Ce qui avait été présenté comme un modèle de justice sociale s'est transformé en un pays avec des coupures de courant de 15 heures, une pénurie quasi totale d'eau potable, une absence d'aliments essentiels, et des épidémies qui mettent à nouveau en danger des millions de personnes : « 48 000 hospitalisés pour dengue et 700 infectés quotidiens de chikungunya », précise l'académicien.
Pour lui, l'île ressemble aujourd'hui à “un nouveau Haïti”, avec des villes transformées en immenses quartiers défavorisés et un système incapable de fournir des réponses minimales.
« Défendre, expliquer et justifier ce nouveau Haïti, dans des ambiances démocratiques, est un impossibilité », conclut-il.
L'inconfort des nouvelles gauches
L'effondrement de Cuba représente également un problème politique pour une partie de la gauche latino-américaine, celle qui cherche à se renouveler et à se distancier des vieux dogmes.
Witker affirme que l'île est devenue "une alliance inconfortable", un fardeau symbolique difficile à porter, un régime avec une gérontocratie, sans renouvellement des élites, sans vie civile et sans couches intermédiaires qui donnent de l'oxygène à la société.
Les nouvelles gauches, écrit-il, “ont été contraintes de nuancer, de découvrir des arguments subtils, de désamorcer. Mais cela fatigue.”
Un autre point où Witker est catégorique est l'usure de l'argument du blocus. L'académicien assure que l'embargo « n'explique pas le naufrage cubain », et rappelle que la loi permet des achats et n'entrave pas le commerce avec d'autres pays. Le problème, soutient-il, est que Cuba ne produit rien d'exportable et s'est retrouvé sans sources réelles de devises.

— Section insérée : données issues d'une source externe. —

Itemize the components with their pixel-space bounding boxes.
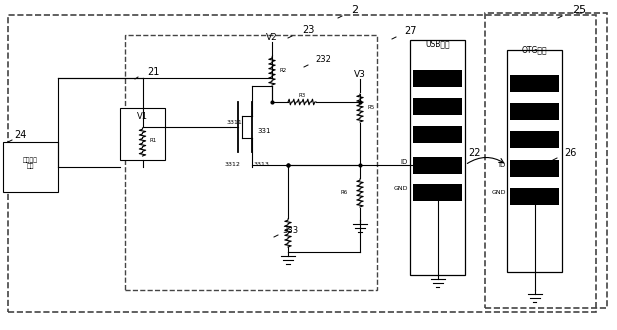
Text: V2: V2 — [266, 33, 278, 42]
Text: 3312: 3312 — [225, 162, 241, 167]
Text: 331: 331 — [257, 128, 270, 134]
Bar — [410, 40, 465, 275]
Bar — [507, 50, 562, 272]
Text: 333: 333 — [282, 226, 298, 235]
Text: 27: 27 — [404, 26, 416, 36]
Text: OTG设备: OTG设备 — [522, 45, 547, 54]
Bar — [3, 142, 58, 192]
Text: GND: GND — [394, 186, 408, 191]
Text: 26: 26 — [564, 148, 576, 158]
Text: R5: R5 — [368, 106, 375, 111]
Bar — [413, 70, 462, 87]
Bar — [120, 108, 165, 160]
Text: 25: 25 — [572, 5, 586, 15]
Text: 频波检测
电路: 频波检测 电路 — [23, 157, 38, 169]
Text: R6: R6 — [341, 190, 348, 195]
Bar — [510, 188, 559, 205]
Text: 232: 232 — [315, 55, 331, 64]
Text: USB接口: USB接口 — [425, 39, 450, 48]
Text: R2: R2 — [279, 69, 286, 74]
Bar — [413, 184, 462, 201]
Text: ID: ID — [499, 162, 506, 168]
Bar — [413, 98, 462, 115]
Text: 22: 22 — [468, 148, 481, 158]
Text: GND: GND — [492, 190, 506, 195]
Text: V1: V1 — [137, 112, 148, 121]
Text: ID: ID — [401, 159, 408, 165]
Bar — [485, 13, 607, 308]
Text: V3: V3 — [354, 70, 366, 79]
FancyArrowPatch shape — [467, 157, 503, 163]
Text: 2: 2 — [352, 5, 358, 15]
Bar — [510, 131, 559, 148]
Bar — [510, 160, 559, 177]
Bar — [413, 126, 462, 143]
Bar — [125, 35, 377, 290]
Text: 3311: 3311 — [227, 120, 242, 125]
Bar — [510, 75, 559, 92]
Text: 21: 21 — [147, 67, 159, 77]
Text: 24: 24 — [14, 130, 26, 140]
Text: R3: R3 — [299, 93, 305, 98]
Text: 23: 23 — [302, 25, 315, 35]
Bar — [510, 103, 559, 120]
Bar — [413, 157, 462, 174]
Text: R1: R1 — [150, 139, 157, 144]
Text: 3313: 3313 — [254, 162, 270, 167]
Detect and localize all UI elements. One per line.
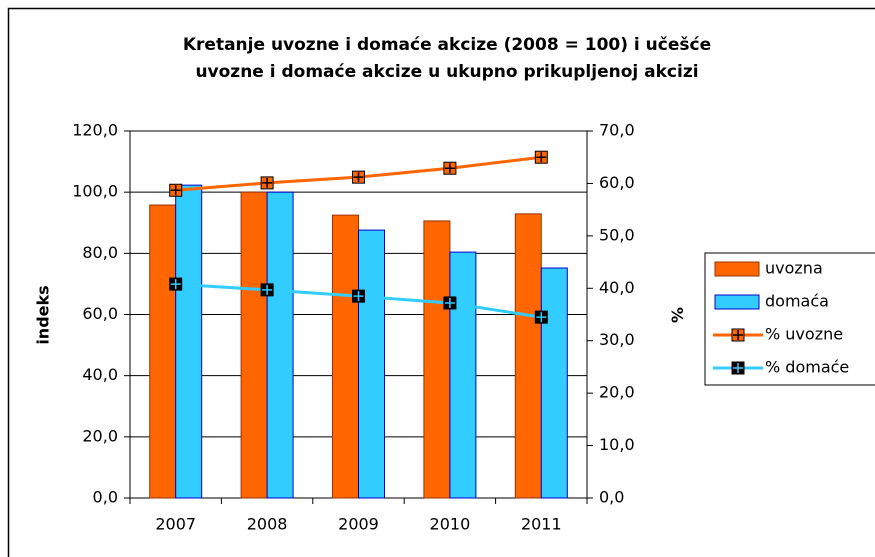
- bar: [423, 220, 451, 499]
- bar: [266, 191, 294, 499]
- y-tick-label: 120,0: [72, 121, 118, 140]
- line-marker: [169, 183, 183, 197]
- y2-tick-label: 60,0: [599, 173, 635, 192]
- y2-tick-label: 10,0: [599, 435, 635, 454]
- marker-plus: [262, 284, 273, 295]
- x-tick-label: 2011: [521, 515, 562, 534]
- marker-plus: [353, 172, 364, 183]
- legend-swatch: [714, 261, 760, 277]
- marker-plus: [444, 163, 455, 174]
- y2-tick-label: 40,0: [599, 278, 635, 297]
- y2-tick-label: 0,0: [599, 488, 624, 507]
- line-marker: [260, 176, 274, 190]
- y-tick-label: 20,0: [82, 426, 118, 445]
- bar: [149, 204, 177, 499]
- marker-plus: [170, 185, 181, 196]
- y2-axis-label: %: [668, 307, 687, 323]
- line-marker: [260, 283, 274, 297]
- bar: [175, 184, 203, 499]
- legend-label: domaća: [765, 292, 829, 311]
- chart-title: uvozne i domaće akcize u ukupno prikuplj…: [195, 62, 698, 82]
- y2-tick-label: 50,0: [599, 225, 635, 244]
- legend-label: % uvozne: [765, 325, 843, 344]
- y-tick-label: 80,0: [82, 243, 118, 262]
- marker-plus: [262, 177, 273, 188]
- chart-title: Kretanje uvozne i domaće akcize (2008 = …: [183, 35, 711, 55]
- y-tick-label: 40,0: [82, 365, 118, 384]
- line-marker: [731, 328, 745, 342]
- y-axis-label: indeks: [34, 285, 53, 344]
- y2-tick-label: 30,0: [599, 330, 635, 349]
- y-tick-label: 60,0: [82, 304, 118, 323]
- bar: [240, 191, 268, 499]
- bar: [449, 251, 477, 499]
- y-tick-label: 100,0: [72, 182, 118, 201]
- marker-plus: [733, 363, 743, 373]
- marker-plus: [536, 312, 547, 323]
- x-tick-label: 2008: [247, 515, 288, 534]
- bar: [514, 213, 542, 499]
- bar: [332, 214, 359, 499]
- line-marker: [352, 170, 365, 184]
- x-tick-label: 2009: [338, 515, 379, 534]
- marker-plus: [444, 297, 455, 308]
- x-tick-label: 2010: [430, 515, 471, 534]
- y-tick-label: 0,0: [93, 488, 118, 507]
- marker-plus: [170, 279, 181, 290]
- x-tick-label: 2007: [155, 515, 196, 534]
- marker-plus: [733, 330, 743, 340]
- line-marker: [731, 361, 745, 375]
- y2-tick-label: 70,0: [599, 121, 635, 140]
- bar: [358, 229, 385, 499]
- legend-label: uvozna: [765, 259, 823, 278]
- bar: [540, 267, 568, 499]
- legend-swatch: [714, 294, 760, 310]
- line-marker: [352, 289, 365, 303]
- line-marker: [534, 150, 548, 164]
- line-marker: [443, 161, 457, 175]
- marker-plus: [536, 152, 547, 163]
- y2-tick-label: 20,0: [599, 383, 635, 402]
- line-marker: [443, 296, 457, 310]
- marker-plus: [353, 291, 364, 302]
- line-marker: [534, 310, 548, 324]
- line-marker: [169, 277, 183, 291]
- legend-label: % domaće: [765, 358, 849, 377]
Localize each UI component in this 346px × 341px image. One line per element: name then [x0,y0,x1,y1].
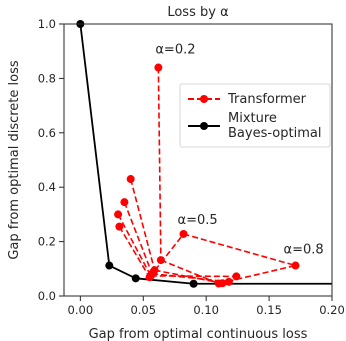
transformer-link [123,201,153,274]
legend: Transformer Mixture Bayes-optimal [179,83,331,148]
transformer-point [115,222,124,231]
legend-bayes-marker [200,122,208,130]
transformer-point [224,277,233,286]
transformer-link [157,67,162,261]
y-tick-label: 0.4 [38,180,56,194]
transformer-point [114,210,123,219]
legend-transformer-label: Transformer [227,92,307,107]
y-tick-label: 0.2 [38,235,56,249]
transformer-point [232,272,241,281]
transformer-link [150,275,237,278]
x-tick-label: 0.20 [319,303,345,317]
transformer-link [154,269,223,285]
transformer-link [160,259,220,285]
annotation-label: α=0.5 [178,213,218,228]
transformer-link [118,226,151,278]
annotation-label: α=0.2 [155,43,195,58]
y-tick-label: 0.0 [38,289,56,303]
legend-bayes-label-line: Mixture [228,111,277,126]
transformer-link [151,272,229,283]
transformer-point [126,175,135,184]
transformer-point [154,63,163,72]
chart-title: Loss by α [167,5,228,20]
legend-bayes-label-line: Bayes-optimal [228,126,321,141]
annotations: α=0.2 α=0.5 α=0.8 [155,43,323,258]
transformer-point [291,261,300,270]
annotation-label: α=0.8 [284,243,324,258]
y-tick-label: 0.8 [38,71,56,85]
y-tick-label: 0.6 [38,126,56,140]
y-axis: 0.0 0.2 0.4 0.6 0.8 1.0 [38,17,64,303]
plot-area [76,20,332,288]
transformer-link [129,178,156,271]
transformer-point [214,279,223,288]
transformer-point [156,256,165,265]
x-tick-label: 0.10 [193,303,219,317]
transformer-point [120,198,129,207]
y-tick-label: 1.0 [38,17,56,31]
plot-frame [63,23,333,297]
bayes-point [105,261,114,270]
x-axis-label: Gap from optimal continuous loss [89,327,308,341]
x-tick-label: 0.00 [68,303,94,317]
bayes-point [131,274,140,283]
transformer-point [145,273,154,282]
x-axis: 0.00 0.05 0.10 0.15 0.20 [68,296,345,317]
series-layer [76,20,332,288]
bayes-point [189,279,198,288]
x-tick-label: 0.05 [130,303,156,317]
legend-bayes-label: Mixture Bayes-optimal [228,111,321,141]
transformer-link [183,233,296,267]
x-tick-label: 0.15 [256,303,282,317]
legend-transformer-marker [200,95,208,103]
transformer-link [117,214,152,277]
transformer-point [179,229,188,238]
y-axis-label: Gap from optimal discrete loss [7,60,22,260]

La récolte de canne à sucre “n'atteint à peine qu'un dixième” de ce qui avait été promis en 1970; personne ne fait plus appel aux services médicaux cubains; le tourisme s'est effondré; et les envois d'argent ne suffisent plus.
Une élite fracturée et sans soutien symbolique
À cette crise s'ajoute le mystère et la tension interne entre les dirigeants eux-mêmes. Witker s'arrête sur le cas d'Alejandro Gil Fernández, l'ancien ministre de l'Économie accusé de corruption et désigné comme responsable de l'effondrement économique.
Pour l'académicien, le processus ne vise pas la justice, mais un destin sombre : “Terminer devant un peloton d'exécution”.
Cette image, dit-il, est incompatible avec l'opinion publique latino-américaine actuelle, même avec celle qui est la plus encline à sympathiser avec l'île.
Le résultat de tout ce tableau, l'effondrement économique, les épidémies, la pauvreté structurelle, les fractures internes et la perte de pertinence internationale, est que Cuba a cessé d'être le symbole qu'elle était.
Pour Witker, l'île “a depuis longtemps cessé de conquérir des cœurs”. Aujourd'hui, même ses anciens défenseurs préfèrent détourner le regard, adoucir leurs positions ou garder le silence pour éviter un épuisement idéologique ou moral que personne n'est prêt à assumer.
La révolution cubaine, conclut-on, est devenue un mythe érodé par sa propre réalité.